Her most famous book, Hitler's Children: The Story of the Baader-Meinhof Terrorist Gang, is about the German Red Army Faction. The book was chosen by Golo Mann as Newsweek (Europe) book of the year 1977[9] and serialised in newspapers in London, Oslo and Tokyo.
The PLO: The Rise and Fall of the Palestine Liberation Organization was commissioned by Weidenfeld & Nicolson and published in 1984. Becker spent months in Lebanon during the war in which Israel drove the PLO out of that country. She claimed to have retrieved secret documents from ruins of bombed PLO office buildings and to have interviewed Lebanese of all denominations and Palestinians who had experienced PLO oppression, as well as supporters, members and leaders of the PLO.[10]
In the 1980s, Becker served in a multi-party working group to advise the British Parliament on measures to combat international terrorism. She was also consulted by the embassies of several countries affected by indigenous terrorist organisations, some of which were supported by foreign nation states. In many of these cases, terrorist activity was an aspect of proxy wars, or what Becker called "the hot spots of the Cold War".[11]

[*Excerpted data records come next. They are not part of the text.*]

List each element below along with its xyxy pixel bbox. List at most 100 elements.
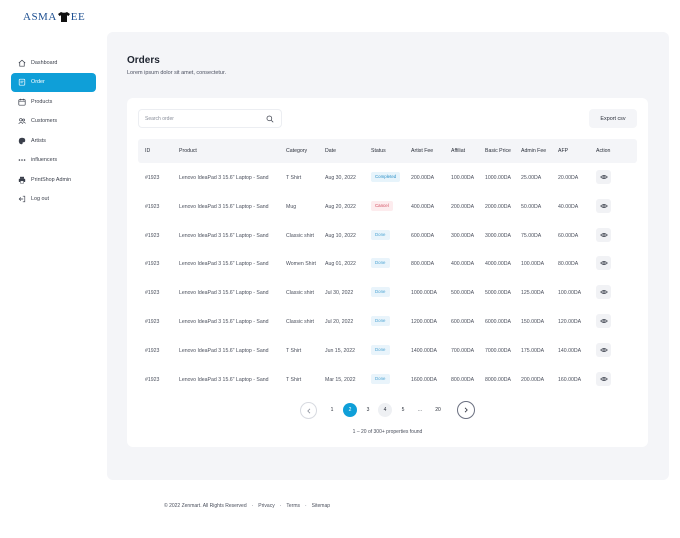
status-badge: Done <box>371 344 390 355</box>
cell-date: Aug 30, 2022 <box>325 175 356 181</box>
cell-id: #1923 <box>145 290 160 297</box>
palette-icon <box>18 137 26 144</box>
cell-date: Aug 20, 2022 <box>325 203 356 210</box>
cell-admin-fee: 150.00DA <box>521 319 545 325</box>
search-input[interactable] <box>145 115 263 122</box>
pagination-page[interactable]: 5 <box>396 403 410 417</box>
pagination-next-button[interactable] <box>457 401 475 419</box>
cell-basic-price: 7000.00DA <box>485 347 511 354</box>
cell-afp: 120.00DA <box>558 319 582 325</box>
cell-id: #1923 <box>145 347 160 354</box>
footer-link-terms[interactable]: Terms <box>286 503 300 509</box>
view-order-button[interactable] <box>596 371 611 386</box>
footer-separator: · <box>305 503 307 509</box>
pagination-page[interactable]: 2 <box>343 403 357 417</box>
cell-admin-fee: 125.00DA <box>521 290 545 297</box>
footer-separator: · <box>251 503 254 509</box>
cell-afp: 20.00DA <box>558 175 579 181</box>
footer-link-privacy[interactable]: Privacy <box>258 503 274 509</box>
cell-admin-fee: 200.00DA <box>521 376 545 383</box>
cell-basic-price: 1000.00DA <box>485 175 511 181</box>
cell-product: Lenovo IdeaPad 3 15.6" Laptop - Sand <box>179 175 269 181</box>
cell-artist-fee: 1400.00DA <box>411 347 437 354</box>
eye-icon <box>599 232 608 237</box>
pagination-page[interactable]: 3 <box>361 403 375 417</box>
status-badge: Completed <box>371 172 401 182</box>
pagination-page[interactable]: 20 <box>431 403 445 417</box>
cell-artist-fee: 800.00DA <box>411 261 435 268</box>
cell-affiliat: 700.00DA <box>451 347 475 354</box>
table-row: #1923 Lenovo IdeaPad 3 15.6" Laptop - San… <box>138 221 637 250</box>
sidebar-item-order[interactable]: Order <box>11 72 96 92</box>
cell-basic-price: 8000.00DA <box>485 376 511 383</box>
pagination-prev-button[interactable] <box>300 402 317 419</box>
sidebar-item-label: Dashboard <box>31 59 58 66</box>
cell-affiliat: 600.00DA <box>451 319 475 325</box>
column-header: Action <box>596 148 611 154</box>
cell-artist-fee: 1000.00DA <box>411 290 437 297</box>
sidebar-item-customers[interactable]: Customers <box>11 112 96 131</box>
tshirt-icon <box>57 12 70 22</box>
table-row: #1923 Lenovo IdeaPad 3 15.6" Laptop - San… <box>138 365 637 394</box>
eye-icon <box>599 203 608 208</box>
cell-afp: 140.00DA <box>558 347 582 354</box>
view-order-button[interactable] <box>596 170 611 184</box>
column-header: ID <box>145 148 151 154</box>
brand-logo[interactable]: ASMA EE <box>23 10 85 24</box>
status-badge: Done <box>371 287 390 298</box>
sidebar-item-label: influencers <box>31 157 58 163</box>
cell-admin-fee: 75.00DA <box>521 232 542 239</box>
users-icon <box>18 118 26 125</box>
sidebar-item-label: Products <box>31 98 53 105</box>
cell-date: Jun 15, 2022 <box>325 347 355 354</box>
cell-product: Lenovo IdeaPad 3 15.6" Laptop - Sand <box>179 203 269 210</box>
column-header: Basic Price <box>485 148 511 154</box>
cell-basic-price: 6000.00DA <box>485 319 511 325</box>
sidebar-item-influencers[interactable]: influencers <box>11 151 96 170</box>
cell-basic-price: 3000.00DA <box>485 232 511 239</box>
logout-icon <box>18 195 26 203</box>
cell-date: Jul 20, 2022 <box>325 319 354 325</box>
cell-product: Lenovo IdeaPad 3 15.6" Laptop - Sand <box>179 261 269 268</box>
home-icon <box>18 59 26 67</box>
status-badge: Done <box>371 316 390 326</box>
calendar-icon <box>18 98 26 106</box>
cell-category: Classic shirt <box>286 232 314 239</box>
view-order-button[interactable] <box>596 198 611 213</box>
view-order-button[interactable] <box>596 285 611 300</box>
table-row: #1923 Lenovo IdeaPad 3 15.6" Laptop - San… <box>138 336 637 365</box>
eye-icon <box>599 347 608 352</box>
cell-admin-fee: 175.00DA <box>521 347 545 354</box>
footer-link-sitemap[interactable]: Sitemap <box>312 503 330 509</box>
chevron-right-icon <box>464 407 468 413</box>
column-header: Artist Fee <box>411 148 434 154</box>
sidebar-item-printshop-admin[interactable]: PrintShop Admin <box>11 170 96 189</box>
search-icon[interactable] <box>266 115 274 123</box>
column-header: Status <box>371 148 386 154</box>
sidebar-item-label: Artists <box>31 137 46 144</box>
cell-id: #1923 <box>145 376 160 383</box>
cell-category: T Shirt <box>286 175 302 181</box>
view-order-button[interactable] <box>596 256 611 271</box>
export-csv-button[interactable]: Export csv <box>589 109 637 128</box>
sidebar-item-log-out[interactable]: Log out <box>11 190 96 209</box>
view-order-button[interactable] <box>596 342 611 357</box>
cell-basic-price: 4000.00DA <box>485 261 511 268</box>
results-summary: 1 – 20 of 300+ properties found <box>352 429 423 435</box>
cell-artist-fee: 1600.00DA <box>411 376 437 383</box>
sidebar-item-products[interactable]: Products <box>11 92 96 111</box>
cell-affiliat: 800.00DA <box>451 376 475 383</box>
status-badge: Cancel <box>371 200 393 211</box>
pagination-page[interactable]: 1 <box>325 403 339 417</box>
cell-admin-fee: 100.00DA <box>521 261 545 268</box>
eye-icon <box>599 319 608 323</box>
pagination-page[interactable]: 4 <box>378 403 392 417</box>
cell-category: Classic shirt <box>286 319 314 325</box>
sidebar-item-dashboard[interactable]: Dashboard <box>11 53 96 72</box>
status-badge: Done <box>371 373 390 384</box>
cell-affiliat: 300.00DA <box>451 232 475 239</box>
cell-afp: 40.00DA <box>558 203 579 210</box>
view-order-button[interactable] <box>596 314 611 328</box>
sidebar-item-artists[interactable]: Artists <box>11 131 96 150</box>
view-order-button[interactable] <box>596 227 611 242</box>
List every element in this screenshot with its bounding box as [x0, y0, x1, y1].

In 1985, with Lord Chalfont, a former minister in the Foreign and Commonwealth Office, she founded the "Institute for the Study of Terrorism" (IST) of which she was executive director from 1985 to 1990. With Chalfont on the presiding council were Baroness Cox, who was then deputy speaker of the House of Lords, and Lord Orr-Ewing. The institute's International Advisory Council included experts in many Western countries on terrorism, security, weaponry, and geo-politics. In the Institute itself Becker worked with a small staff of researchers and translators. Bernhard Adamczewski was her co-director at IST.[11]